Michael Knight, a certified financial planner has helped a number of remarrying couples sort through such issues. Some of the toughest decisions aren’t always financial.
“There are also big territorial issues involved,” says Knight, explaining that each partner may be fearful of moving onto the other’s turf.
Here are a few pointers for homeowners entering a second marriage:
-- Take all the time you need to talk through the issues.
People who marry for the second time often have many years of independent living behind them. They’ve been free to make their own decisions without discussion. This makes it all the more imperative that when facing a major housing choice, couples discuss it thoroughly.
“They need to take a clean piece of paper and list their own individual requirements, putting these in priority order. Then they should interview each other and ask why each item is important,” says Knight, who’s affiliated with the National Association of Personal Financial Advisors (napfa.org).
If such a dialogue fails to yield answers, the couple might consider consulting a financial adviser for a few hours. The adviser can serve as a catalyst -- helping direct the conversation in a way that yields workable answers for both husband and wife.
“There’s a benefit to third-party objectivity,” Knight says.
-- Carefully consider your preferences on location.
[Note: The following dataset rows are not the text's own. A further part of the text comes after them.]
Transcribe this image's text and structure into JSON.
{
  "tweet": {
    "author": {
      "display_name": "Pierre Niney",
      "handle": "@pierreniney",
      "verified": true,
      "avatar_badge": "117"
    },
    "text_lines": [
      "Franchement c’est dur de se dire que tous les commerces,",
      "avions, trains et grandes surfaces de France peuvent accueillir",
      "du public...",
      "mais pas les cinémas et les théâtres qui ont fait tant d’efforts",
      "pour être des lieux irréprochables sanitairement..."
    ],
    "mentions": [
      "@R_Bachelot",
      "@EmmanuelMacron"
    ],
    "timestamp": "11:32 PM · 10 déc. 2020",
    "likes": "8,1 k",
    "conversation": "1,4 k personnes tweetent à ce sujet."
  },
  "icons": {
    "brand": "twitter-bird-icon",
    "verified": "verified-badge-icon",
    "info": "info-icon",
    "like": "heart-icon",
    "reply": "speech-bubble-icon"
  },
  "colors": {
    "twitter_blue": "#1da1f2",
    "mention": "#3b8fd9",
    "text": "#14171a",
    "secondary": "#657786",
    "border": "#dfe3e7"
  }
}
In their new lives as remarried empty nesters, older couples have greater latitude to alter their housing than they did when their children were young. They don’t need to worry about access to quality schools or soccer fields for their kids.
“Needs change. At this stage, some couples want to move to areas with a rural feel. Others wish to move closer to a city where cultural options are plentiful,” says Dorcas Helfant, a former president of the National Association of Realtors (realtor.org).
One way to approach the topic of where best to live, she says, is to visualize what you’d be doing during an ideal day, week and month. Would you rather be tending a magnificent rose garden or dining at a fine restaurant?
By listing your favorite activities, you’ll get a feel for the sort of location that would best suit you and your partner in coming years.
-- Keep an open mind about the ideal size for a home.
Smaller is beautiful for some couples, who’d just as soon shed the lawn work and other upkeep they’ve endured for years. Yet other couples can’t wait to buy a property even larger than the combined square footage of their two current houses.
Those dreaming of foreign travel might willingly give up the prestige of a large suburban home; they’d rather own a brand-new townhouse with no upkeep worries. Or the opposite might be true.
“Assuming money allows, midlife could be the first time you feel prosperous enough to realize your lifelong dream of owning that 5,000-square-foot house,” Helfant says.
But again, reconciling your wants and needs with those of the other partner should help you determine the right answer.
-- Factor retirement planning into your housing decisions.
It’s no secret that many people have saved little for retirement. Likewise, it’s hardly a surprise that financial planners such as Knight caution against taking on larger mortgage payments until you’ve put away enough to fund retirement.
How do you know if you and your partner have amassed sufficient money to retire? Answering this question requires thorough analysis. You’ll need to estimate your expected life spans, the years you plan to spend in retirement and how much you’ll need each year. For example, a couple who intends to travel abroad will likely need more money than one who favors bowling as a hobby.
“Your core spending rate per year is driven by your lifestyle. Without doing the numbers, it’s hard to know if you’ll need $4,000 a month or $10,000,” Knight says.
To help get a handle on your financial needs in retirement, you can use the free retirement planning calculators now widely available on the internet. Many advisers recommend the retirement toolkits offered by the U.S. Department of Labor (dol.gov).
-- Don’t rule out selling both your houses and buying a third.
For the man and woman marrying for a second time, there are often uncomfortable feelings related to moving into the other’s place, where the presence of a former spouse could loom large.
For many two-home couples launching into a new marriage, the notion of selling both their properties and starting fresh with a different place is appealing.
“Unless there’s a compelling reason not to, I’d buy or rent a third property and sell the other two houses,” Knight says.